Para los estudiantes del mayo francés el aspecto político era secundario. Lo que ellos quisieron rescatar y resaltar del Che fue su carácter crítico y cuestionador de un sistema de vida cuya medida paliativa, visto desde el punto de vista médico como médico que fue, era , no casualmente, un hombre nuevo materializado y encarnado por la juventud.
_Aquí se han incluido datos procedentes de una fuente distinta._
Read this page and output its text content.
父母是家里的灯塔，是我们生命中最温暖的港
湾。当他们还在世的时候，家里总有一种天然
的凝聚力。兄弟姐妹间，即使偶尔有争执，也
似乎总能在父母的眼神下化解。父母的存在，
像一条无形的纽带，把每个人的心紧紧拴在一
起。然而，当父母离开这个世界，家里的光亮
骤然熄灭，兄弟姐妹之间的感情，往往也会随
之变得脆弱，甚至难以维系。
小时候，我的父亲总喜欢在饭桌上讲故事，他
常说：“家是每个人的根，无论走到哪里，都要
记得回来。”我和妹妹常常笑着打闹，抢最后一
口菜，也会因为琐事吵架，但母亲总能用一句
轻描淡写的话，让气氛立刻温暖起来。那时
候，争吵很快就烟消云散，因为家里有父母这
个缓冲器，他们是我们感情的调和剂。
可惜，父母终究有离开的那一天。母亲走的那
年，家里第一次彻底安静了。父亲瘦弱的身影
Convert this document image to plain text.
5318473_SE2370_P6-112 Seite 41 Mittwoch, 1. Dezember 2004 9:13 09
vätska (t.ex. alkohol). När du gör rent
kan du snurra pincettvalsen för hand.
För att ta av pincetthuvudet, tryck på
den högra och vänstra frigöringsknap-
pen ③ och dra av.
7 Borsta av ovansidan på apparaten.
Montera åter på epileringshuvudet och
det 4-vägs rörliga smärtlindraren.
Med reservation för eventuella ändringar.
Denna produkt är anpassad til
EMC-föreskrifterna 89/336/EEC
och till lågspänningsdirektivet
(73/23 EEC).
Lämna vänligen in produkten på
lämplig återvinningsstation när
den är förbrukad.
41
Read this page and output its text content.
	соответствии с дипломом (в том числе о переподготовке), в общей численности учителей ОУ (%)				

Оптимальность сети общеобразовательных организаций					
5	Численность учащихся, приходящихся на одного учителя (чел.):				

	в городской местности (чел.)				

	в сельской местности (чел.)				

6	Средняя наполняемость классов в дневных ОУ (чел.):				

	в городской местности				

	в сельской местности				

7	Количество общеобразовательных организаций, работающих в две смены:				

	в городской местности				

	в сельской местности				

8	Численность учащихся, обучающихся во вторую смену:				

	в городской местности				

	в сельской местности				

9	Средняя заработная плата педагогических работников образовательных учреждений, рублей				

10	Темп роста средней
Es decir, si el Che hubiese vivido para verlo me atrevería a decir que hubiese simpatizado con este movimiento estudiantil protestatario tanto como ellos simpatizaban con él.
La coyuntura histórico-social de mediados del siglo XX, por razones que no estoy en capacidad de explicar, aceptaba y hasta cierto punto legitimaba el uso de la violencia para conseguir determinados objetivos. Esto sin duda acerca ideológica y pragmáticamente a la Revolución Cubana, al mayo francés, a la Primavera de Praga y a otros movimientos “reformistas”. Esta violencia no era tan cuestionada y condenada como lo sería en la actualidad pues entonces formaba parte de un punto de inflexión natural en el desarrollo y la evolución cultural de la civilización sin la cual la misma civilización no sería lo que es hoy en la actualidad. Es decir, hasta un determinado punto el uso de la violencia no ilegítima como acompañante de una ideología, o de un cambio, fue aceptado y tomado con naturalidad por ser lo que se esperaba que ocurriese en ese momento.